One Man's Quest To Combat Counterfeit Drugs — With A Suitcase
In a small house in rural Kenya, a young woman gives birth to a healthy little girl. Before anyone can celebrate, the mother starts bleeding. The woman will die soon if the bleeding doesn't stop.
Luckily, the midwife has a drug in front of her, called oxytocin. It can easily stop the postpartum bleeding and save the women's life. She takes the medication, but nothing happens. It doesn't work.
This story is fictitious. But the scenario is all too common.
The problem is counterfeit drugs — medications that don't have the active ingredient or have insufficient quantities of it to be effective. In other words, drugs that don't work.
Counterfeit drugs account for roughly $75 billion of the $900 billion global pharmaceutical market — and about 100,000 deaths a year in Africa alone. In Kenya, up to 30 percent of drugs on the market are counterfeit, the World Health Organization reported. Many "drugs" are no more than just chalk or water.
One man in Boston is trying to change that.
Muhammad Zaman, a biomedical engineer at Boston University, has designed a suitcase that detects fake drugs. Called PharmaChk, the device is about the size of a carry-on bag. When you open it up and pop a pill into the designated spot, it tells you whether the drug is real or not.
Zaman showcased PharmaChk at the annual DevelopmentXChange conference in Washington, D.C., a few weeks ago. Back in 2014, he won a $2 million grant from Saving Lives at Birth to bring PharmaChk closer to commercial production.
"The idea here is very simply.
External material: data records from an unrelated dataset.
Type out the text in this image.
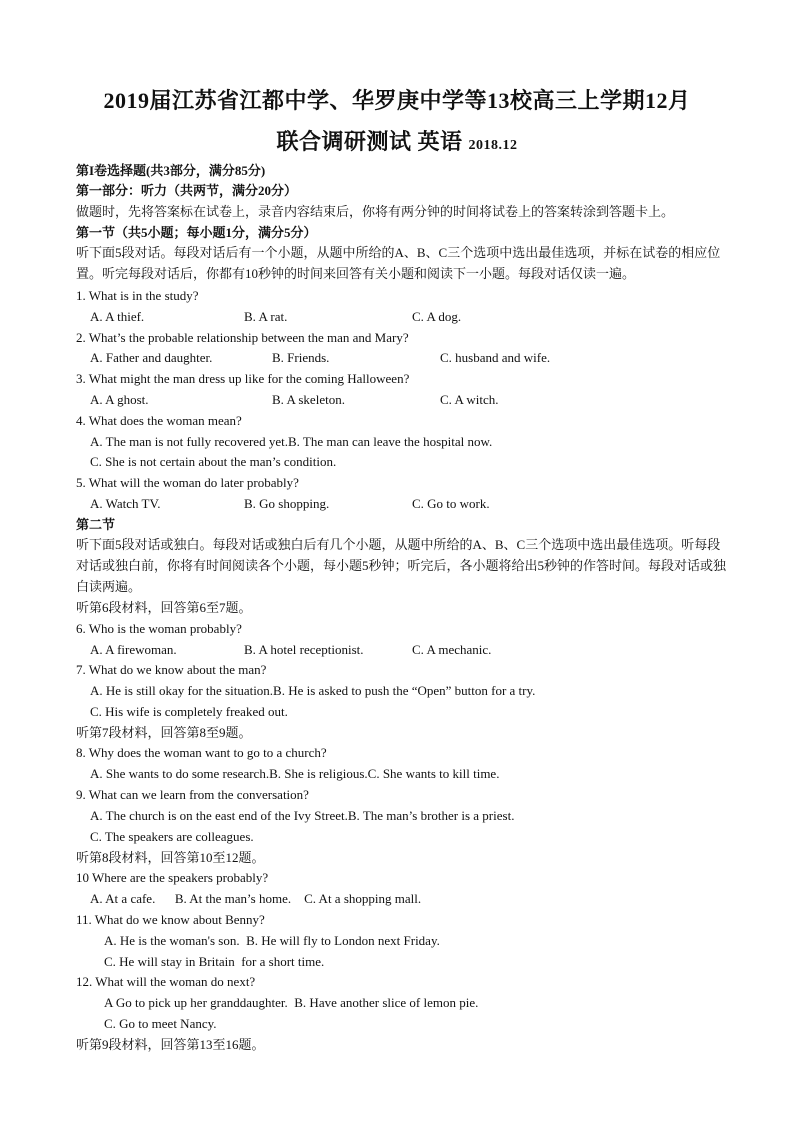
2019届江苏省江都中学、华罗庚中学等13校高三上学期12月
联合调研测试 英语 2018.12
第I卷选择题(共3部分，满分85分)
第一部分：听力（共两节，满分20分）
做题时，先将答案标在试卷上，录音内容结束后，你将有两分钟的时间将试卷上的答案转涂到答题卡上。
第一节（共5小题；每小题1分，满分5分）
听下面5段对话。每段对话后有一个小题，从题中所给的A、B、C三个选项中选出最佳选项，并标在试卷的相应位置。听完每段对话后，你都有10秒钟的时间来回答有关小题和阅读下一小题。每段对话仅读一遍。
1. What is in the study?
A. A thief.	B. A rat.	C. A dog.
2. What’s the probable relationship between the man and Mary?
A. Father and daughter.	B. Friends.	C. husband and wife.
3. What might the man dress up like for the coming Halloween?
A. A ghost.	B. A skeleton.	C. A witch.
4. What does the woman mean?
A. The man is not fully recovered yet.B. The man can leave the hospital now.
C. She is not certain about the man’s condition.
5. What will the woman do later probably?
A. Watch TV.	B. Go shopping.	C. Go to work.
第二节
听下面5段对话或独白。每段对话或独白后有几个小题，从题中所给的A、B、C三个选项中选出最佳选项。听每段对话或独白前，你将有时间阅读各个小题，每小题5秒钟；听完后，各小题将给出5秒钟的作答时间。每段对话或独白读两遍。
听第6段材料，回答第6至7题。
6. Who is the woman probably?
A. A firewoman.	B. A hotel receptionist.	C. A mechanic.
7. What do we know about the man?
A. He is still okay for the situation.B. He is asked to push the “Open” button for a try.
C. His wife is completely freaked out.
听第7段材料，回答第8至9题。
8. Why does the woman want to go to a church?
A. She wants to do some research.B. She is religious.C. She wants to kill time.
9. What can we learn from the conversation?
A. The church is on the east end of the Ivy Street.B. The man’s brother is a priest.
C. The speakers are colleagues.
听第8段材料，回答第10至12题。
10 Where are the speakers probably?
A. At a cafe.      B. At the man’s home.    C. At a shopping mall.
11. What do we know about Benny?
A. He is the woman's son.  B. He will fly to London next Friday.
C. He will stay in Britain  for a short time.
12. What will the woman do next?
A Go to pick up her granddaughter.  B. Have another slice of lemon pie.
C. Go to meet Nancy.
听第9段材料，回答第13至16题。
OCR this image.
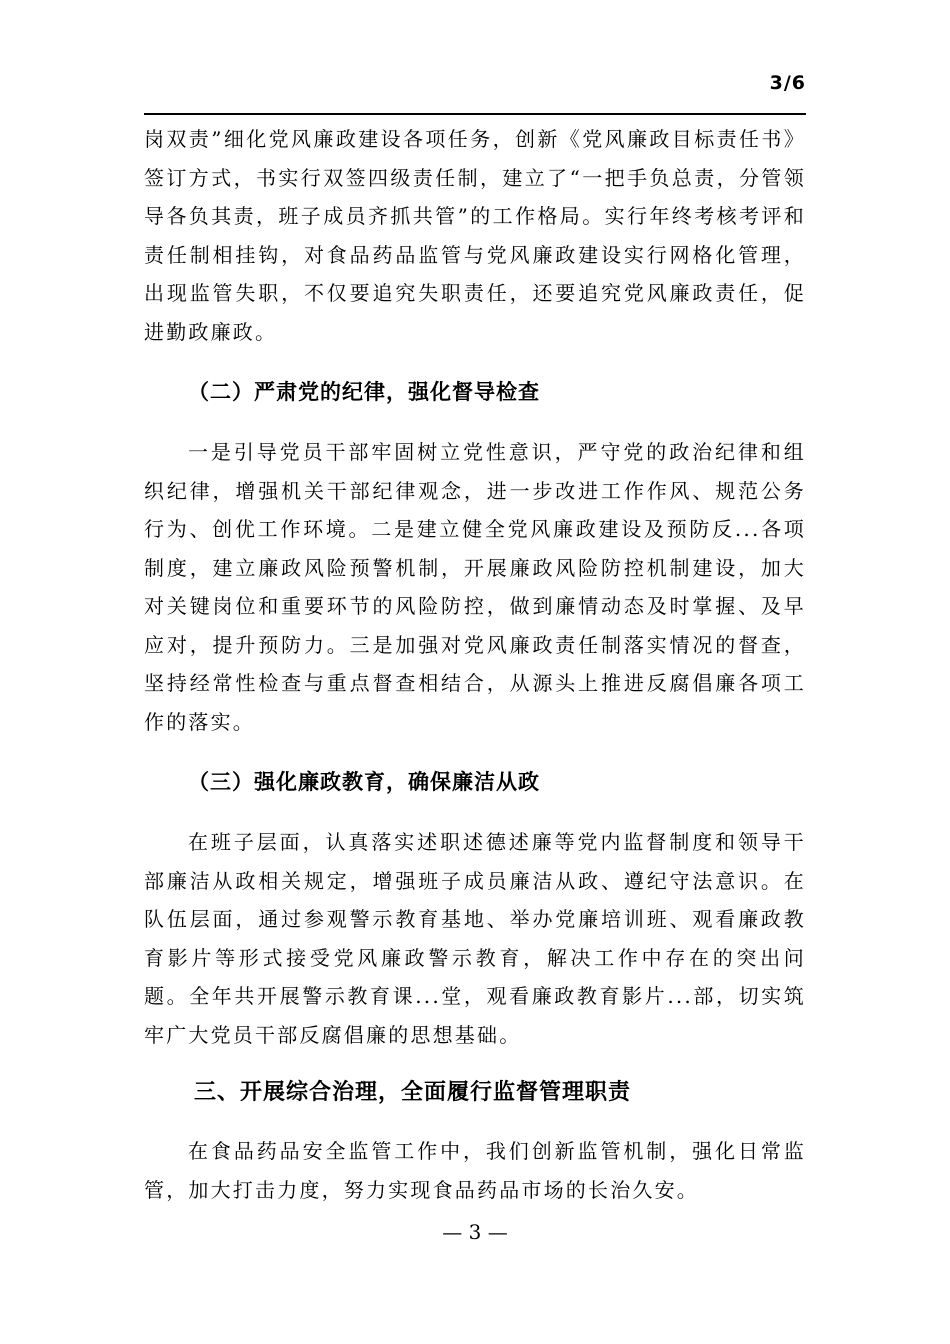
3/6

岗双责”细化党风廉政建设各项任务，创新《党风廉政目标责任书》签订方式，书实行双签四级责任制，建立了“一把手负总责，分管领导各负其责，班子成员齐抓共管”的工作格局。实行年终考核考评和责任制相挂钩，对食品药品监管与党风廉政建设实行网格化管理，出现监管失职，不仅要追究失职责任，还要追究党风廉政责任，促进勤政廉政。

（二）严肃党的纪律，强化督导检查

一是引导党员干部牢固树立党性意识，严守党的政治纪律和组织纪律，增强机关干部纪律观念，进一步改进工作作风、规范公务行为、创优工作环境。二是建立健全党风廉政建设及预防反...各项制度，建立廉政风险预警机制，开展廉政风险防控机制建设，加大对关键岗位和重要环节的风险防控，做到廉情动态及时掌握、及早应对，提升预防力。三是加强对党风廉政责任制落实情况的督查，坚持经常性检查与重点督查相结合，从源头上推进反腐倡廉各项工作的落实。

（三）强化廉政教育，确保廉洁从政

在班子层面，认真落实述职述德述廉等党内监督制度和领导干部廉洁从政相关规定，增强班子成员廉洁从政、遵纪守法意识。在队伍层面，通过参观警示教育基地、举办党廉培训班、观看廉政教育影片等形式接受党风廉政警示教育，解决工作中存在的突出问题。全年共开展警示教育课...堂，观看廉政教育影片...部，切实筑牢广大党员干部反腐倡廉的思想基础。

三、开展综合治理，全面履行监督管理职责

在食品药品安全监管工作中，我们创新监管机制，强化日常监管，加大打击力度，努力实现食品药品市场的长治久安。

— 3 —
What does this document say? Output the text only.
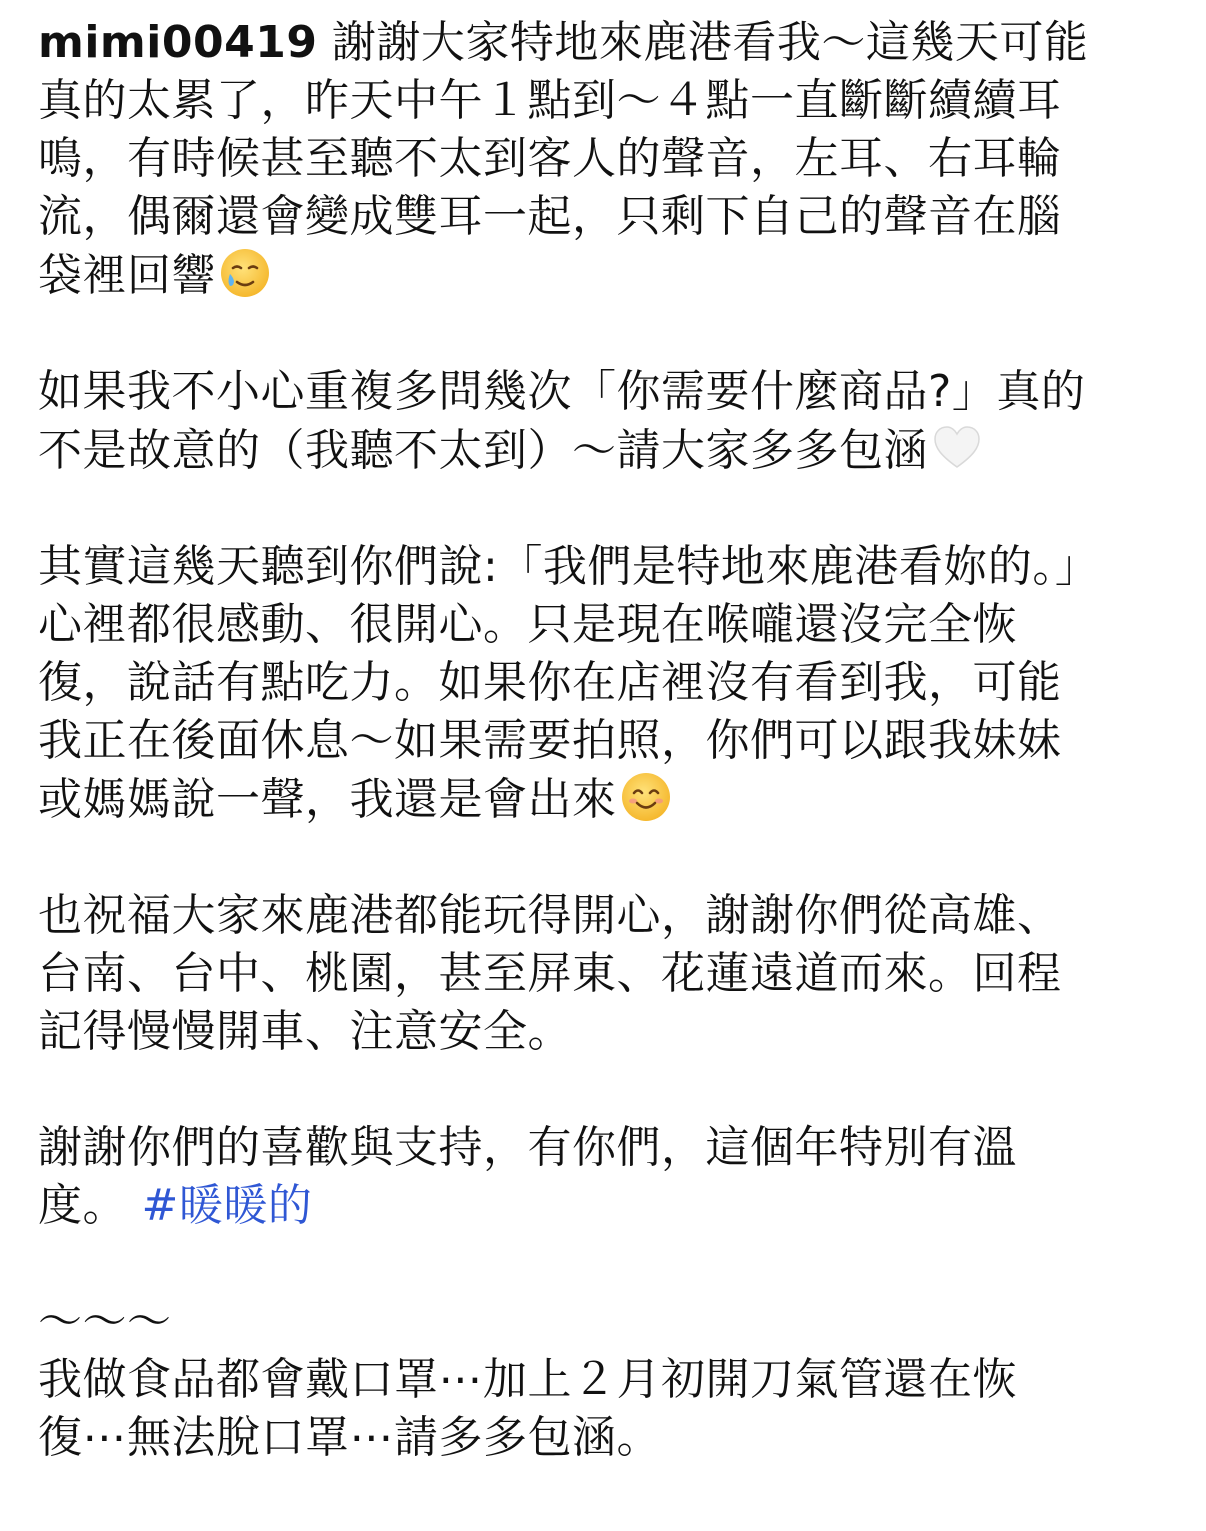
mimi00419 謝謝大家特地來鹿港看我～這幾天可能
真的太累了，昨天中午１點到～４點一直斷斷續續耳
鳴，有時候甚至聽不太到客人的聲音，左耳、右耳輪
流，偶爾還會變成雙耳一起，只剩下自己的聲音在腦
袋裡回響

如果我不小心重複多問幾次「你需要什麼商品?」真的
不是故意的（我聽不太到）～請大家多多包涵

其實這幾天聽到你們說:「我們是特地來鹿港看妳的。」
心裡都很感動、很開心。只是現在喉嚨還沒完全恢
復，說話有點吃力。如果你在店裡沒有看到我，可能
我正在後面休息～如果需要拍照，你們可以跟我妹妹
或媽媽說一聲，我還是會出來

也祝福大家來鹿港都能玩得開心，謝謝你們從高雄、
台南、台中、桃園，甚至屏東、花蓮遠道而來。回程
記得慢慢開車、注意安全。

謝謝你們的喜歡與支持，有你們，這個年特別有溫
度。 #暖暖的

～～～
我做食品都會戴口罩⋯加上２月初開刀氣管還在恢
復⋯無法脫口罩⋯請多多包涵。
It's a method to measure the potency of the drug," he says, demonstrating a prototype of the device to Goats and Soda at the conference. "Anybody can get trained in 15 minutes."
The outside shell of PharmaChk is hard plastic. Inside are wires, chips and tiny channels that shuttle liquid around. In essence, the device measures the concentration of a drug's active ingredient and how fast it dissolves.
For example, say you want to test a malaria drug. It can be a pill, powder or a solution. You simply mix the drug with plain water and combine it with a second solution – a fluorescent probe that comes with the kit. In this case, the probe is developed specifically so that it binds to active ingredients in malaria drugs.
"When there's a reaction between the probe and the drug, there is light," Zaman says. "The light that comes out is directly proportional to the amount of [active ingredients in] the drug.
"Imagine you are dealing with a drug that is completely fake," he continues. "When you add the probe, there is no light. We can say there is no active ingredient in the drug."
The interaction between the drug and the probe takes place inside a silicon-polymer testing chip that sits atop a tiny camera, all embedded in the suitcase. The camera captures the light, and the software translates the readings.
It's similar to the litmus test — a chemical way of testing the acidity of a solution — but instead of color, you have a quantitative number that tells you how much active ingredient there is in the pill. The results are then displayed on a touch screen.
Zaman isn't sure yet how much the PharmaChk will cost, but he projects it will less than the GPHF-Minilab, a similar device already out on the market. The Minilab is also shaped like a suitcase, but it weighs about 200 pounds. And it does not provide testing for liquids. It also takes hours to process samples, compared to Pharmachk's 15 minutes.
Zaman and his team took PharmaChk to Ghana last year to test it out in city hospitals, clinics and small pharmacies — and to see what people think of the device. The team plans on returning to Ghana again this year. Eventually they want to try it out in rural communities, as well.
Device like PharmaChk empower doctors, nurses and pharmacists, says Dr. Youseph Yazdi, a biomedical engineering professor at Johns Hopkins University.
Here in the U.S., we rely on regulations to ensure medications are what their labels say they are. These regulations are missing or don't work in many developing countries.
Such problems will always be there, Yazdi says, but when health workers know whether the drug is fake or not, they can reject it on the spot. "They will know, and they won't buy it," he says.
Currently, Zaman and his team have standard probes for antimalarial drugs and antibiotics. They plan to develop more probes for testing tuberculosis medications and uterotonics — drugs that help control postpartum hemorrhage.